CMSC: Oil Price Benchmark Systematically Rises, Focus on Automotive Sector Investment Opportunities

Stock News
04/14

A research report from China Merchants Securities (CMSC) indicates that the conflict between the US, Israel, and Iran in late February 2026 led to the closure of the Strait of Hormuz, expanding the global crude oil supply deficit. The combination of rising geopolitical premiums and increased transportation costs has established a systematic upward shift in the oil price benchmark. Rising oil prices are expected to cause fluctuations in the manufacturing costs of new energy vehicles and their export shipping expenses. The firm maintains a "Recommended" investment rating for the automotive industry, advising investors to focus on investment opportunities within the vehicle manufacturing sector, particularly leading companies across various segments. The main viewpoints from CMSC are as follows:

The impact of rising oil prices on the new energy vehicle industry: The core difference in usage costs between traditional fuel vehicles and new energy vehicles lies in oil prices. An increase in oil prices directly amplifies the cost disadvantage of operating fuel vehicles, enhancing the cost-effectiveness of new energy vehicles. This shift encourages consumer purchasing decisions to favor new energy models, creating a substitution effect that ultimately boosts the sales volume and market penetration of new energy vehicles. However, rising oil prices will also introduce volatility to the manufacturing costs of new energy vehicles and their export shipping fees. Calculations show that if oil prices rise from $80 to $100 per barrel, corresponding domestic gasoline retail prices would increase from approximately 8 yuan per liter to about 10 yuan per liter. This would raise the annual fuel expenditure for internal combustion engine (ICE) vehicle users by around 2,100 yuan, while electricity costs for electric vehicle (EV) users remain largely unaffected. Over a five-year vehicle usage cycle, the implicit cost disadvantage for ICE vehicles expands by approximately 10,500 yuan.

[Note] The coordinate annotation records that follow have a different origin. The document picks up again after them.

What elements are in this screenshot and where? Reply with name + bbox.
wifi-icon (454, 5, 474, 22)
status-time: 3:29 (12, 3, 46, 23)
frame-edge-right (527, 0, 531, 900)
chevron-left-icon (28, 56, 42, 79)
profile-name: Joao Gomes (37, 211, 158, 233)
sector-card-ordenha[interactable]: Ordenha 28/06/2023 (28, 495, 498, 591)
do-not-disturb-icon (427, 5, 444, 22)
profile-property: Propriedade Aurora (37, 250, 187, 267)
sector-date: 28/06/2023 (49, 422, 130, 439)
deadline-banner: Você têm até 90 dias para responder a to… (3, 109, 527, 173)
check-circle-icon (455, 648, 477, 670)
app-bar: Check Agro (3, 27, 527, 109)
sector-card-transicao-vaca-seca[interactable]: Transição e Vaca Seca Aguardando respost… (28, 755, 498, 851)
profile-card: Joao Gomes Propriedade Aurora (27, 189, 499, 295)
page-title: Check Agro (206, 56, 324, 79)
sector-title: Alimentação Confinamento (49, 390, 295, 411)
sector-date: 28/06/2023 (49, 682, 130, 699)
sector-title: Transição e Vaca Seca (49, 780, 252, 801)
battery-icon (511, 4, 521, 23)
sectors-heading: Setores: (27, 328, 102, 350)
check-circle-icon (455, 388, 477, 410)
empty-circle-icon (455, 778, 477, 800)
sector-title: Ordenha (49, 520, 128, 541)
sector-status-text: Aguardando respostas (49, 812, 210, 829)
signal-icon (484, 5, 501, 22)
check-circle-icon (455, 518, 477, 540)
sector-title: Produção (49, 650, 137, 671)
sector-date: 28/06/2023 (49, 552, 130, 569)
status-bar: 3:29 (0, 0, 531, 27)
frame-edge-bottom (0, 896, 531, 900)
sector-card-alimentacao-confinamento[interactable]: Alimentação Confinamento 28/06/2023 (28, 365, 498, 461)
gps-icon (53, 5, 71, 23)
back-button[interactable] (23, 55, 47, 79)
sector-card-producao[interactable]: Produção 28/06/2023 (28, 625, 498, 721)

The impact of rising oil prices on the bus industry: The global transportation sector is undergoing an energy transition. As a core component of road passenger transport, the choice of power source for buses directly impacts operating costs, carbon emissions, and sustainable development strategies. Rising oil prices will further accelerate the global shift towards electric buses. Under standard operating conditions, calculations indicate that the operating costs of pure electric buses are lower than those of diesel buses in eight representative global markets, with savings ranging from 55.9% in the UAE to 75.9% in China. In China, benefiting from extremely low industrial electricity rates and relatively stable diesel prices, pure electric buses save approximately $20.17 (about 145.2 yuan) per 100 kilometers. Based on an average annual operation of 150,000 kilometers, each pure electric bus can save about $30,300 (approximately 218,000 yuan) per year.

The impact of rising oil prices on the heavy-duty truck industry: Soaring oil prices present significant qualitative and quantitative challenges to the heavy-duty truck sector. In terms of energy structure, high oil prices are accelerating the industry's transition towards new energy and natural gas-powered trucks. Regionally, supply chain restructuring triggered by Middle Eastern geopolitical conflicts has increased land transport demand in the area, indirectly boosting the export growth of Chinese heavy-duty trucks. Calculations reveal a clear divergence in the Total Cost of Ownership (TCO) and profitability among different powertrain heavy-duty trucks in long-haul, standard-load line-haul scenarios. Using a five-year operational cycle with an annual mileage of 120,000 kilometers for diesel, natural gas, and pure electric heavy-duty trucks as an example, the annual energy cost ranking is: natural gas trucks > pure electric trucks > diesel trucks. Specifically, natural gas trucks can save about 170,000 yuan per year compared to diesel trucks, while pure electric trucks can save approximately 160,000 yuan per year. The disparity in the five-year total TCO is even more pronounced. As the oil price benchmark rises, the price gap between oil and natural gas widens, and electricity prices remain stable, the five-year TCO for natural gas and pure electric heavy-duty trucks will be significantly lower than that of diesel trucks, highlighting their economic advantages.

Risk warnings include repeated fluctuations in the macroeconomic environment, non-linear surges in raw material costs, and paralysis of maritime logistics.